Magic Login Links are incredibly insecure


(Jack) #61

This is true, I was just trying to emphasise they can’t do anything distructive.

I’d imagine I could get into some people’s online banking just by guessing some basic password reset info. I don’t think it’s anymore secure, it just makes you think it is.


#62

But what’s relevant is what competent agencies (in this case Monzo) do.

This is a good idea


(Dave) #63

If you email provider fails to offer Monzo an encrypted connection then the message will be delivered unencrypted. Hence my suggestion they could refuse to deliver the message (maybe they do?).


#64

Sorry, I alexs’d you!


(Micky) #65

My email 2FA code is regenerated every 30seconds it’s makes brute forcing near impossible. It would be more likely the server itself is compromised. I don’t have the answer though, I defer that to someone else


#66

I just get you to tell me it - social engineering - it’s happened many times.

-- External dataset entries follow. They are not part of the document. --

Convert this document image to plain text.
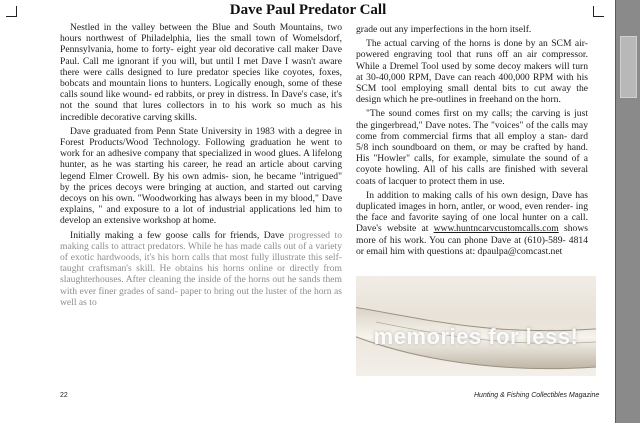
Dave Paul Predator Call

Nestled in the valley between the Blue and South Mountains, two hours northwest of Philadelphia, lies the small town of Womelsdorf, Pennsylvania, home to forty- eight year old decorative call maker Dave Paul. Call me ignorant if you will, but until I met Dave I wasn't aware there were calls designed to lure predator species like coyotes, foxes, bobcats and mountain lions to hunters. Logically enough, some of these calls sound like wound- ed rabbits, or prey in distress. In Dave's case, it's not the sound that lures collectors in to his work so much as his incredible decorative carving skills.

Dave graduated from Penn State University in 1983 with a degree in Forest Products/Wood Technology. Following graduation he went to work for an adhesive company that specialized in wood glues. A lifelong hunter, as he was starting his career, he read an article about carving legend Elmer Crowell. By his own admis- sion, he became "intrigued" by the prices decoys were bringing at auction, and started out carving decoys on his own. "Woodworking has always been in my blood," Dave explains, " and exposure to a lot of industrial applications led him to develop an extensive workshop at home.

Initially making a few goose calls for friends, Dave progressed to making calls to attract predators. While he has made calls out of a variety of exotic hardwoods, it's his horn calls that most fully illustrate this self-taught craftsman's skill. He obtains his horns online or directly from slaughterhouses. After cleaning the inside of the horns out he sands them with ever finer grades of sand- paper to bring out the luster of the horn as well as to

grade out any imperfections in the horn itself.

The actual carving of the horns is done by an SCM air-powered engraving tool that runs off an air compressor. While a Dremel Tool used by some decoy makers will turn at 30-40,000 RPM, Dave can reach 400,000 RPM with his SCM tool employing small dental bits to cut away the design which he pre-outlines in freehand on the horn.

"The sound comes first on my calls; the carving is just the gingerbread," Dave notes. The "voices" of the calls may come from commercial firms that all employ a stan- dard 5/8 inch soundboard on them, or may be crafted by hand. His "Howler" calls, for example, simulate the sound of a coyote howling. All of his calls are finished with several coats of lacquer to protect them in use.

In addition to making calls of his own design, Dave has duplicated images in horn, antler, or wood, even render- ing the face and favorite saying of one local hunter on a call. Dave's website at www.huntncarvcustomcalls.com shows more of his work. You can phone Dave at (610)-589- 4814 or email him with questions at: dpaulpa@comcast.net

memories for less!
22	Hunting & Fishing Collectibles Magazine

‘Hi, this is <email provider helpdesk> we’re having trouble synchronising to your 2FA app, can we just run some checks…’


#67

I don’t have 2fa on my email but my email is on my own domain. Are there any good suggestions?


#68

Are you running your own SMTP server?


#69

No it’s just imap on who I am hosting with.


#70

So it’s your IMAP program logging in to pick up your email?

It will be using some form of crypto key exchange so I wouldn’t worry - just change the password to something strong - I’d randomly generate it at 64 chars or so, only their server and your imap prog need ever know it.

Your 2FA needs to be on whatever you run your mail proggie on


(Peter Roberts) #71

If you mean the Monzo mailserver(s) that send magic links refuse to send an email unless they send using TLS/SSL - that is possible. However it doesn’t mean the mail server it sent to can’t just then forward it on insecurely etc. Email is decentralised - you don’t get to control everything and making it totally secure (PGP etc) adds a lot of friction

Since the magic links work on the basis of effectively returning the correct randomly generated ID then you would need to compromise the network to snoop the traffic if unencrypted. Now barring people using insecure WiFi networks - doing this enmass means you’re either a trusted party (network provider etc) or something getting towards nation-state attacker level

You’ll never get perfect security. That said, I’m not against Monzo requiring a password to initially log in - it wouldn’t really add any more friction for me as long as they don’t start requiring it every time I open the app! But I’m also happy with things as they are :man_shrugging:

TL;DR you will never get perfect security but imo Monzo is good enough - they know what they’re doing and tend to take an evidence based approach to things


(Ravi) #72

That strikes me as a straw man argument.

Locks can be picked but we still use them to secure our homes. Any security is breakable but that’s not an argument for forsaking it.


(Dave) #73

Yes, that’s absolutely true. Monzo can only be responsible for the parts they can control. As you say, PGP does add considerable friction in my experience (mostly in getting people to actually set it up than in actual use).


#74

Very true, but we’ve gone from a situation where all email was transferred in plaintext and often stored and forwarded to one where a significant if not majority percentage of email is handled by a couple of major providers who talk to each other using strong encryption and certainly do not store and forward, so the risk is small.

If monzo tell me there is no significant risk in using magic links then I’m pretty ok with that. I’ve watched @oliver 's talks at conferences and I think he’s a smart cookie, surrounded by smart cookies.

If they are not setting their security approaches based on evidence then I’d like to know!


(Marcel Ruhf) #75

They could get access to all your CS interactions (with your name, DoB, email address for things that needed additional security checks by Monzo before they would carry out your instructions). Your home address is visible in the app as well. That’s enough to commit ID fraud.


(Andre Borie) #76

But your email alone is enough to commit identity theft with all the juicy information in there. :wink:


(Jun Siang Cheah) #77

Which an attacker would have anyways if your emails were compromised.


(Andre Borie) #78

Seems like pretty much nobody here noticed the real threat with emails, is that the flow of messages uses opportunistic encryption (at best), which is still vulnerable to interception.

That would be my most important concern - my email is secure already with strong, unique password + 2FA, but the opportunistic encryption thing is a vulnerability baked into the SMTP spec.

Not that I care - Monzo is still liable should something bad happen, so if they’re happy to pay the bill in exchange for offering a better user experience that’s fine by me!


(Marcel Ruhf) #79

Depends how careful you are with what you keep in your email account. I rarely send emails from my personal account, apart from asking my landlord for meter reads and routinely delete emails that contain my personal info (DoB, address, etc). The sort of things that can’t be deleted from the Monzo’s app, for obvious reasons.


(Andre Borie) #80

True, although in my case I would be the most vulnerable as I archive all my mail instead of deleting it. Fortunately I don’t rely on many services that depend on knowledge-based authentication so I think I would be fine even if my email history was leaked. Sure, there would probably be some personal & potentially embarrassing things in there, but I don’t think it would allow them to compromise any of my accounts.